Chemical Forums
Chemistry Forums for Students => Organic Chemistry Forum => Organic Chemistry Forum for Graduate Students and Professionals => Topic started by: Babcock_Hall on May 11, 2023, 09:59:09 PM
-
In the literature from 1998 is a protocol for a reaction involving diethyl methylphosphonate, 2.2 equivalents of LiHMDS, phenylsulfonylfluoride, to produce phenylsulfonylphosphonate within 90 minutes at room temperature (the authors do not discuss whether or not they took a time point in less than 90 minutes). The reagents are added successively at -78 °C, and the reaction is then allowed to warm to room temperature. I performed this reaction, and the crude product had the appropriate chemical shift of roughly 11 ppm (it was a test reaction, and I did not purify the product). I tried the analogous reaction with dimethylsulfamoyl fluoride on a small scale. After roughly 32 hours, I quenched an aliquot with HOAc, removed volatiles, and took a P-31 NMR. I saw a single peak near 31 ppm, which is within a ppm of one published value for diethyl methylphosphonate and about 20 ppm away from a typical sulfonyl phosphonate. I expected that the sulfamoyl fluoride would be slower, but I have little to judge on how much slower. The LiHMDS was old but was unopened.

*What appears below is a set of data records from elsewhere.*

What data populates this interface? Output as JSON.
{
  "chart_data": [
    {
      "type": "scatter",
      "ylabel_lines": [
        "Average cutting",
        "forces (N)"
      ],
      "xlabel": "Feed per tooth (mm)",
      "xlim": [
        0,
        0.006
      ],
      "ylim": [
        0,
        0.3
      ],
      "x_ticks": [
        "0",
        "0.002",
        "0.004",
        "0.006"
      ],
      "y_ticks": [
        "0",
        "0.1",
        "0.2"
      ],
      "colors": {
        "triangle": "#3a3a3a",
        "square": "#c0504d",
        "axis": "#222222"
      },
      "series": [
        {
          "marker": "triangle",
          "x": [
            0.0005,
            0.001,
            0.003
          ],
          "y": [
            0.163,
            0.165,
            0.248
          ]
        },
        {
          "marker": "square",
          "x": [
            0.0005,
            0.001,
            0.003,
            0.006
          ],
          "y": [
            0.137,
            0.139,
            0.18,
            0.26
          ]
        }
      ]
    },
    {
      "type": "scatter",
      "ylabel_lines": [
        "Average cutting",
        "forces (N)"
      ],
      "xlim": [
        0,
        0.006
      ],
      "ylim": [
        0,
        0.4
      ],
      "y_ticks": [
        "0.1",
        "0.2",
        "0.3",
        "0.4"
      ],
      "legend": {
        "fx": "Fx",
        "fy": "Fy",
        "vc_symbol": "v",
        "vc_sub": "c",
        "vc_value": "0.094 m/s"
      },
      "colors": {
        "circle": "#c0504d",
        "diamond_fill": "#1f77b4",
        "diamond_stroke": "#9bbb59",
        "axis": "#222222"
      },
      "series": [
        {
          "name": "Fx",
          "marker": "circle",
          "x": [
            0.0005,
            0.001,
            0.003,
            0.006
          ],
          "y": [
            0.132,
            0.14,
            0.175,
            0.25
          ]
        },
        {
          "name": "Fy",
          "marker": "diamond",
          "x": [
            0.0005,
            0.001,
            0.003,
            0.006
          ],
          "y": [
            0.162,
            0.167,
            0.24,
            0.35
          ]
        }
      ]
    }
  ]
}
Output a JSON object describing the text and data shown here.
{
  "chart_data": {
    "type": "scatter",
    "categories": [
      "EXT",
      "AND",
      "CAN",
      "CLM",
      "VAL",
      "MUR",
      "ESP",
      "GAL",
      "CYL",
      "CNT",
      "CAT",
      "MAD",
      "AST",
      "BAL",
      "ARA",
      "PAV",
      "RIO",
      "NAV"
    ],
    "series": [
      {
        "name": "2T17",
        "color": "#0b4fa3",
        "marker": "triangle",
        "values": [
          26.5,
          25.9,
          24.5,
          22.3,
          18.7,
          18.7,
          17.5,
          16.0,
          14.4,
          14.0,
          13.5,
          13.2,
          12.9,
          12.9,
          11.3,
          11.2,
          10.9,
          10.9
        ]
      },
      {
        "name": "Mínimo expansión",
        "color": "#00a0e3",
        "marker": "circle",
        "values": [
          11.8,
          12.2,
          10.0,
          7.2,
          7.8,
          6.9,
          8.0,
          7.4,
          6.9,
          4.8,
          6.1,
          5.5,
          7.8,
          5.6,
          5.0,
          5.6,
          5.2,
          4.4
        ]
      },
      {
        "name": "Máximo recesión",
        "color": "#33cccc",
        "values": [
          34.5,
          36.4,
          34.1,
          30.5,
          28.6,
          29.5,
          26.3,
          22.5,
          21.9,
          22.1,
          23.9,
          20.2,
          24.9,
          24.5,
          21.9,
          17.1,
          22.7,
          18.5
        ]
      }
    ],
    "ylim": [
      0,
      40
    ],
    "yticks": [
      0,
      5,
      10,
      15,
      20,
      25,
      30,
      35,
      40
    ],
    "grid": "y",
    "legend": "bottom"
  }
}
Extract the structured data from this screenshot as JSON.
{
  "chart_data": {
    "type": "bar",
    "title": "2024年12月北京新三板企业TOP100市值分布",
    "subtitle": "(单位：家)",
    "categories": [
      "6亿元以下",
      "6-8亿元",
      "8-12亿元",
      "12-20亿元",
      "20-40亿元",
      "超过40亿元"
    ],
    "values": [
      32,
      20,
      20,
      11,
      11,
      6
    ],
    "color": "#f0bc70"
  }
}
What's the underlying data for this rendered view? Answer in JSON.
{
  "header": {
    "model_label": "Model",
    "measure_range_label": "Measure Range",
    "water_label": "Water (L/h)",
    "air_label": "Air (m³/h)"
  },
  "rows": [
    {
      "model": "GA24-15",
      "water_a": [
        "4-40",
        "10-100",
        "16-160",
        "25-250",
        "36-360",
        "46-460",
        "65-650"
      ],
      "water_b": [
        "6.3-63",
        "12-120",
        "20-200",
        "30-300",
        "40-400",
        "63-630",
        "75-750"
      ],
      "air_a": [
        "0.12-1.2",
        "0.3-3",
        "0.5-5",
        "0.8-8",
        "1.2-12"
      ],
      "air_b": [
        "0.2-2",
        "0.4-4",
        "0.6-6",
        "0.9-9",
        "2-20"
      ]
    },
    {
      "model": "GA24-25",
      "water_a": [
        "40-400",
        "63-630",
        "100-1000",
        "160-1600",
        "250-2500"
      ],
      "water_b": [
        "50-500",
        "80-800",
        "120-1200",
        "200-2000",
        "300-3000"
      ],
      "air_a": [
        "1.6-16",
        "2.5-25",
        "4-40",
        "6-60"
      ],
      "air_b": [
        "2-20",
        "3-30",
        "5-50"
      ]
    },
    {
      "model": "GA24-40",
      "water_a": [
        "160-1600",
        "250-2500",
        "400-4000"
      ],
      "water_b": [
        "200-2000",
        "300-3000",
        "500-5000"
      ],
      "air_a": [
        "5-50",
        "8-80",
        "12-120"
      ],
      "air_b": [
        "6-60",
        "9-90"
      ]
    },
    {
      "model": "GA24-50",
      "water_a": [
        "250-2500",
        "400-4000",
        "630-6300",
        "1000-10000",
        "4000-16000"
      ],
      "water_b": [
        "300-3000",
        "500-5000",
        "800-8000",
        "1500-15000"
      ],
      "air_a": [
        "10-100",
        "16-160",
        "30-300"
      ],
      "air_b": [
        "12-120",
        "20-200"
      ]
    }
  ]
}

The majority of the test reaction is still unquenched and I could simply let it stir for a week (nothing is likely to happen IMO), or I could try to reflux. The only other two things I can think of are to use a stronger base and to use the opposite synthetic disconnection. Thoughts?
-
Sulfamoyl is very different, not analogous to phenyl. The base seems to work so problem is somewhere else I think.
-
I tried heating (the oil bath was at 70 °C) for about seven hours and took another time point. The S/N for the phosphorus spectrum was low. Neither the P-31 spectrum nor the H-1 spectrum showed evidence of a substantial completion reaction, in a preliminary analysis of the data. It is possible that a small amount of product was formed. My tentative conclusion is that the sulfamoyl fluoride is quite a bit less reactive than a sulfonyl fluoride. I was expecting some decrease in reactivity, but not this much. I have worked out a couple of other disconnections to the target molecule, but I will pursue some other chemistry first and come back to this part of the project later on.
-
Besides the reduced electronic reactivity of a sulfamoylfluoride versus a sulfonyl fluoride, it occurs to me that there might be a bit of steric occlusion from the two methyl groups on nitrogen.
-
Can you buy the chloride? The fluoride might be very unreactive, as you point out, the nitrogen donates electrons to the sulphonyl, very much so.
-
I did some additional searching using SciFinder, and the sulfamoyl chloride is commercially available.. Although I did not find as much as I was hoping on the conversion of the sulfamoyl chloride, I did find a protocol that used a different disconnection to the very compound that I wish to make. This strategy uses n-BuLi to deprotonate the sulfonamide, which then attacks diethyl chlorophosphate. I am not sure how I missed this reference previously.
-
Great! We do miss things like this, now you have a method, lets not be to hard on ourselves.